The agreement includes patents and patent applications spanning wireless, wireless 4G, data networking, optical, voice, internet, service provider, semiconductors and other patent portfolios, Nortel (Toronto) said.

In a blog posting, Google (Mountain View, CA) said that if its bid is successful it hopes that the acquisition of Nortel’s patent portfolio would discourage others from suing Google. The company said it also hopes it would help Google, its partners and the open source community continue to innovate.

Google said it has long argued for meaningful reform of the U.S. patent system to curtail an explosion in patent litigation. The company said Monday that, in the absence of meaningful form, it believes the acquisition of Nortel’s patent portfolio is the best long-term solution for Googe, its users and partners.

In the absence of meaningful reform, we believe it’s the best long-term solution for Google, our users and our partners.

The U.S. Congress continues to work toward patent reform. Last week, competing interests squared off in a hearing over details of a House of Representatives version of a patent reform bill. The Senate passed its own version of patent reform bill (S.23) in a 95-to-5 vote on March 8.

Nortel, which filed for bankruptcy protection in January 2009, has already sold off much of its assets. The company’s bankruptcy period was extended to run through June.

"This is an unprecedented opportunity to acquire one of the most extensive and compelling patent portfolios to ever come on the market," said George Riedel, Nortel’s chief strategy officer and president of business units, in a statement. "We look forward to what we hope will be a robust auction, following the requisite court approvals, currently expected to be held in June 2011."

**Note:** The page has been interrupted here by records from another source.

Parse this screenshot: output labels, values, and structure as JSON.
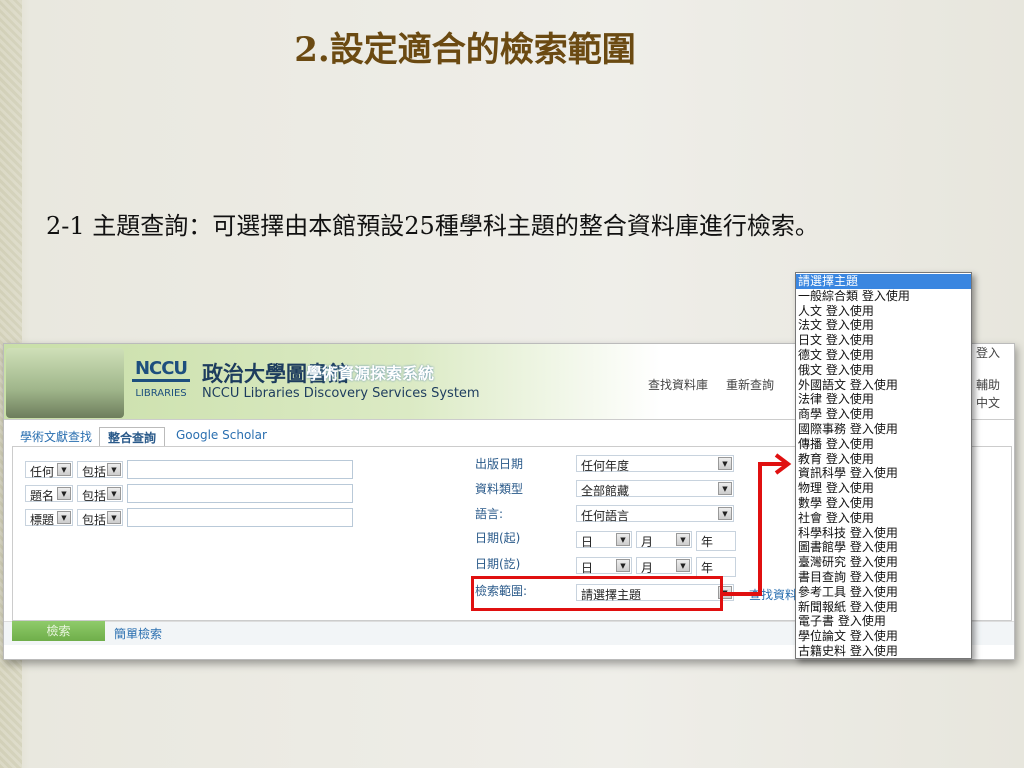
{
  "slide": {
    "title": "2.設定適合的檢索範圍",
    "subtitle": "2-1 主題查詢：可選擇由本館預設25種學科主題的整合資料庫進行檢索。"
  },
  "header": {
    "logo_top": "NCCU",
    "logo_bottom": "LIBRARIES",
    "title_cn": "政治大學圖書館",
    "title_sub": "學術資源探索系統",
    "title_en": "NCCU Libraries Discovery Services System",
    "nav": [
      "查找資料庫",
      "重新查詢"
    ],
    "login": "登入",
    "help": "輔助",
    "lang": "中文"
  },
  "tabs": [
    "學術文獻查找",
    "整合查詢",
    "Google Scholar"
  ],
  "left_rows": [
    {
      "field": "任何",
      "op": "包括"
    },
    {
      "field": "題名",
      "op": "包括"
    },
    {
      "field": "標題",
      "op": "包括"
    }
  ],
  "right": {
    "pub_date_label": "出版日期",
    "pub_date": "任何年度",
    "type_label": "資料類型",
    "type": "全部館藏",
    "lang_label": "語言:",
    "lang": "任何語言",
    "from_label": "日期(起)",
    "to_label": "日期(訖)",
    "day": "日",
    "month": "月",
    "year": "年",
    "scope_label": "檢索範圍:",
    "scope": "請選擇主題",
    "find_db": "查找資料庫"
  },
  "bottom": {
    "search": "檢索",
    "simple": "簡單檢索"
  },
  "dropdown": [
    "請選擇主題",
    "一般綜合類 登入使用",
    "人文 登入使用",
    "法文 登入使用",
    "日文 登入使用",
    "德文 登入使用",
    "俄文 登入使用",
    "外國語文 登入使用",
    "法律 登入使用",
    "商學 登入使用",
    "國際事務 登入使用",
    "傳播 登入使用",
    "教育 登入使用",
    "資訊科學 登入使用",
    "物理 登入使用",
    "數學 登入使用",
    "社會 登入使用",
    "科學科技 登入使用",
    "圖書館學 登入使用",
    "臺灣研究 登入使用",
    "書目查詢 登入使用",
    "參考工具 登入使用",
    "新聞報紙 登入使用",
    "電子書 登入使用",
    "學位論文 登入使用",
    "古籍史料 登入使用"
  ],
  "colors": {
    "title": "#6b4a12",
    "highlight": "#e01010",
    "selected": "#3a86e0"
  }
}
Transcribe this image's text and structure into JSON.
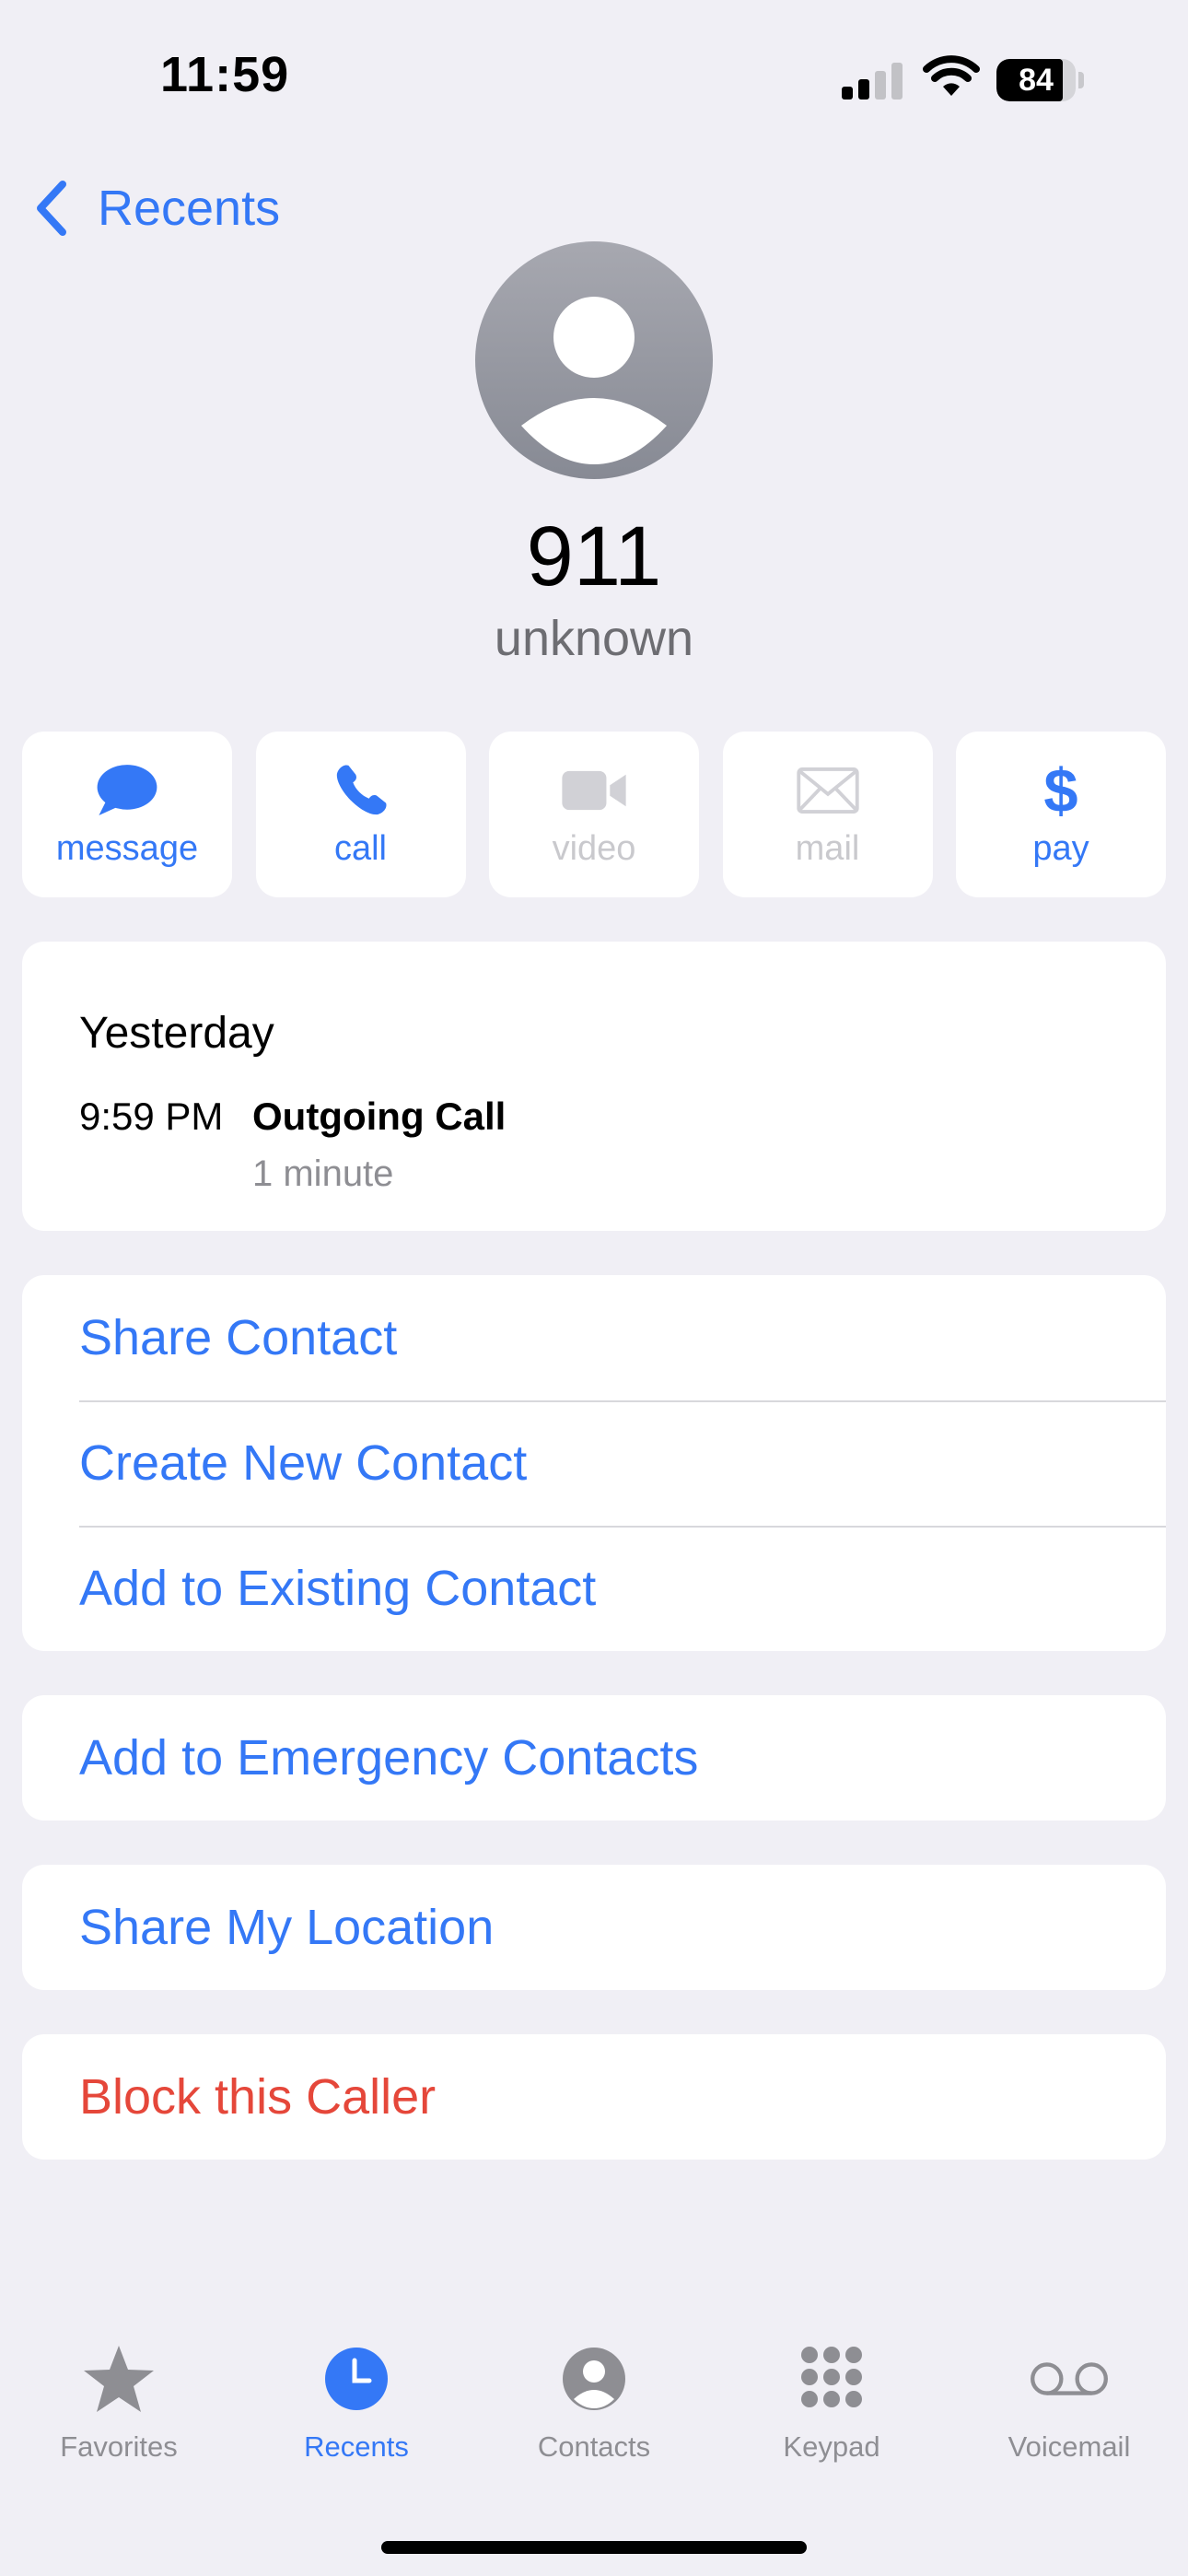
{
  "status_bar": {
    "time": "11:59",
    "battery_level": "84",
    "battery_fraction": 0.84
  },
  "nav": {
    "back_label": "Recents"
  },
  "contact": {
    "number": "911",
    "label": "unknown"
  },
  "actions": [
    {
      "label": "message",
      "icon": "message-bubble-icon",
      "enabled": true
    },
    {
      "label": "call",
      "icon": "phone-icon",
      "enabled": true
    },
    {
      "label": "video",
      "icon": "video-camera-icon",
      "enabled": false
    },
    {
      "label": "mail",
      "icon": "mail-envelope-icon",
      "enabled": false
    },
    {
      "label": "pay",
      "icon": "dollar-icon",
      "enabled": true
    }
  ],
  "call_history": {
    "day": "Yesterday",
    "time": "9:59 PM",
    "type": "Outgoing Call",
    "duration": "1 minute"
  },
  "contact_options": [
    "Share Contact",
    "Create New Contact",
    "Add to Existing Contact"
  ],
  "emergency_option": "Add to Emergency Contacts",
  "location_option": "Share My Location",
  "block_option": "Block this Caller",
  "tab_bar": [
    {
      "label": "Favorites",
      "icon": "star-icon",
      "active": false
    },
    {
      "label": "Recents",
      "icon": "clock-icon",
      "active": true
    },
    {
      "label": "Contacts",
      "icon": "person-circle-icon",
      "active": false
    },
    {
      "label": "Keypad",
      "icon": "keypad-icon",
      "active": false
    },
    {
      "label": "Voicemail",
      "icon": "voicemail-icon",
      "active": false
    }
  ],
  "colors": {
    "accent": "#3478f6",
    "destructive": "#e5473a",
    "background": "#f0eff5",
    "disabled": "#c9c9cd",
    "inactive_tab": "#8e8e93"
  }
}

Nortel said it would file the stalking horse asset sale agreement with the U.S. Bankruptcy Court for the District of Delaware along with a motion seeking the establishment of bidding procedures for an auction that allows other qualified bidders to submit higher or otherwise better offers, as required under U.S. code. A similar motion for the approval of the bidding procedures will be filed with the Ontario Superior Court of Justice, Nortel said. Following completion of the bidding process, final approval of the U.S. and Canadian courts will be required, Nortel said.